To observe the changes of filamentous-actin (F-actin) during process of apoptosis and necrosis in hair cells, and investigate the early mark for hair cells pathology following noise exposure.

Twenty young SD rats were used in present study. The animals were randomly assigned into two groups, 10 animals were exposed noise and the remaining without exposure to noise served as normal control.

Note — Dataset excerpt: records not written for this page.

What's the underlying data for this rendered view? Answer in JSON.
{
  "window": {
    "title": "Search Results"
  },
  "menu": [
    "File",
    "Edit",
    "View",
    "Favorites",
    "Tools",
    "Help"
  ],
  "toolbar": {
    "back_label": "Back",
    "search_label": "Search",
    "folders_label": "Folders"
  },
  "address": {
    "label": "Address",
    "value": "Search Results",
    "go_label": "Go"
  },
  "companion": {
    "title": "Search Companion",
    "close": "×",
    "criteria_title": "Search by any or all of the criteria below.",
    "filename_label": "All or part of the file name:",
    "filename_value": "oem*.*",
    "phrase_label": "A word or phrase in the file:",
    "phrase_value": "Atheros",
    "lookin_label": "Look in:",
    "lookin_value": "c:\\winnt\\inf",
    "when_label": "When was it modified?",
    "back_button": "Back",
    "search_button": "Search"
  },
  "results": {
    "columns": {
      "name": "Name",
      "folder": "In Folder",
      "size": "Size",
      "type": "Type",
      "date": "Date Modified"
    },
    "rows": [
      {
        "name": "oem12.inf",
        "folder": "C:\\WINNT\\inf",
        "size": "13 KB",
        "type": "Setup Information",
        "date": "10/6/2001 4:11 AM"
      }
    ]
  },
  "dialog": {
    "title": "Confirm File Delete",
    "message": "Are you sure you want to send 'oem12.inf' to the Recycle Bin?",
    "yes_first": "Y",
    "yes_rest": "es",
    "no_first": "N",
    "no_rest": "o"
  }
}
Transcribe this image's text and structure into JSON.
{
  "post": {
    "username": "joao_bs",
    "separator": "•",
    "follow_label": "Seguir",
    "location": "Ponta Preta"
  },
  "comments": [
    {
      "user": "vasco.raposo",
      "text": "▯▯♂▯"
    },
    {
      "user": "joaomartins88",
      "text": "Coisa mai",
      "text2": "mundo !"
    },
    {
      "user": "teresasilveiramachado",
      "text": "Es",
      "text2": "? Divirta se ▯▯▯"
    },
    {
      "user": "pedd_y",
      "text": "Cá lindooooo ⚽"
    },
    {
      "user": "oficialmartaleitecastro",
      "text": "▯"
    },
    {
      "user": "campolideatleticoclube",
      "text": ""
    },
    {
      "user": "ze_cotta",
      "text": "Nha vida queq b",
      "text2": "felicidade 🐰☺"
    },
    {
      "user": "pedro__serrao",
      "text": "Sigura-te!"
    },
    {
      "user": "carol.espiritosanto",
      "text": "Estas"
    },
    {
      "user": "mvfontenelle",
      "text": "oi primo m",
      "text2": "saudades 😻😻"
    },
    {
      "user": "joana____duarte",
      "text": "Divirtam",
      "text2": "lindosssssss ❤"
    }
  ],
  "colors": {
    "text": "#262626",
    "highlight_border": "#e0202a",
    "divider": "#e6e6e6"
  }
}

The animals were exposed to a narrow band noise at 110 dB SPL for 8 hours. Immediately after exposure to continuous nose, the animals were exposed to 75 pairs of impulse noise at 155 dB SPL. The auditory brainstem response (ABR) thrush olds of both ears elicited by tone bursts at 5, 10 and 20 kHz were measured before, immediately and 2-week after the noise exposure. Animals were sacrificed and cochleae were quickly removed from the skull. Following fixation, whole specimens comprising the basilar membrane with Corti organ were separated from the modiolus. The organs of Corti were double stained with propidium iodide (PI), a DNA intercalating fluorescent probe used to visualize the morphologic viability of hair cell nuclei, and FITC-labeled phalloidin, a F-actin intercalating fluorescent probe used to visualize the morphologic viability of cuticular plate and the stereocilia in the hair cells. Each organ of Corti was thoroughly examined using fluorescence microscopy.

The animals of test group exhibited a significant elevation of ABR threshold shifts at all tested frequencies after noise exposure immediately and 2-week. There was no detectable F-actin change in both the corresponding cuticular plates and the stereocilia in the OHCs undergoing necrosis. OHCs with slightly increased PI fluorescence and a relatively normal nuclear morphology exhibited normal level of F-actin activity. In the OHCs with mild nuclear condensation (about 3/4 of the normal size) exhibited normal or a slight increased F-actin fluorescence staining. In the OHCs with moderate or severe nuclear condensation (about 1/2 or 1/4 of the normal size), the reduction in F-actin staining was observed. Finally, in the areas where no detectable nuclear staining was present, the reduction in F-actin staining was more severely or absent.

These results suggest that compare with the change of F-actin, nuclear morphology and staining is the early mark for necrotic and apoptotic hair cells pathology following noise exposure. A biphasic change in F-actin may exist during apoptosis, an initial polymerization and a subsequent depolymerization, but F-actin may be not a necessary component of the process of necrosis in the noise-damaged OHCs.